Dr. Jérôme Gilles (J'74) received the M.S. degree in automatisms and signal processing from the Ecole Normale Supérieure of Cachan, France in 1999 and the Ph.D. degree in mathematics from the Ecole Normale Supérieure of Cachan, France in 2006 under the supervision of Prof. Yves Meyer (Gauss Prize 2010, Abel Prize 2017). He defended his “Habilitation à Diriger les Recherches " in 2012 under the mentorship of Prof. Jean-Michel Morel.
He held a scientist position from 2001 to 2010 in the French Ministry of Defense in the Department of Space, Observation, Intelligence and UAVs systems, as an expert in signal and image processing. From 2010 to 2014, he was an Assistant Adjunct Professor in the Department of Mathematics at the University of California, Los Angeles. He moved to the Department of Mathematics and Statistics at San Diego State University in 2014 as an assistant professor and was promoted to associate professor in 2018.

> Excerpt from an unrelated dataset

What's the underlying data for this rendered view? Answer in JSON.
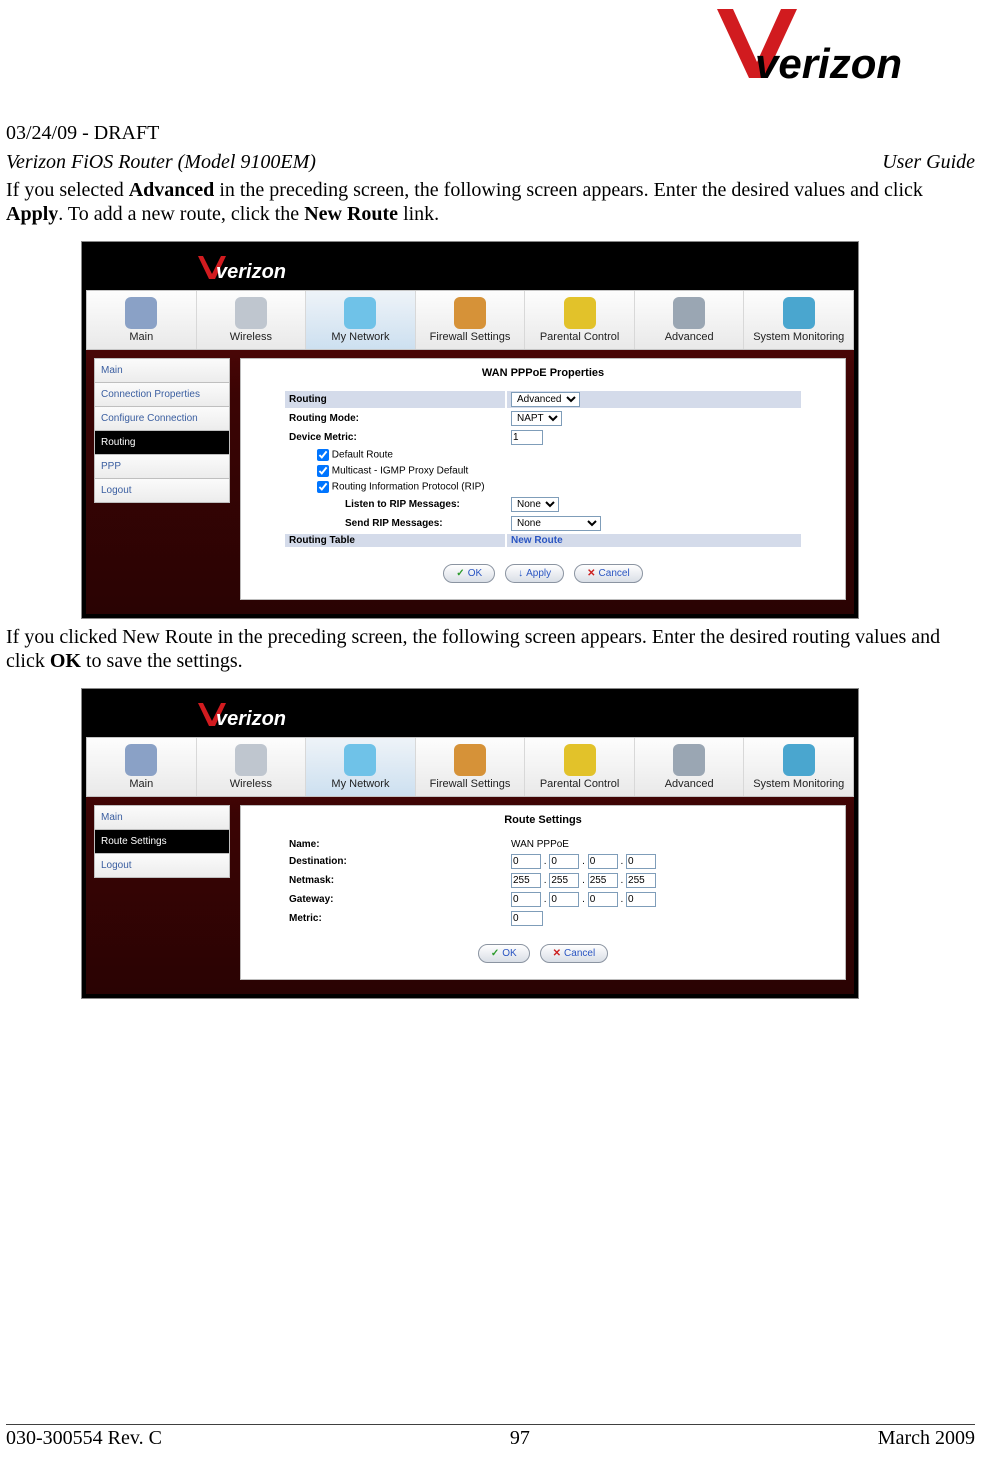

Dr. Gilles’ research interests include applied mathematics for signal/image modeling and analysis, textures analysis, signal/image restoration (neuroscience signal analysis, correction of atmospheric turbulence effects in long range imaging). He also devotes an important part of his time to study mathematical theories such as functional analysis, wavelets, partial differential equations and their applications for signal and image processing.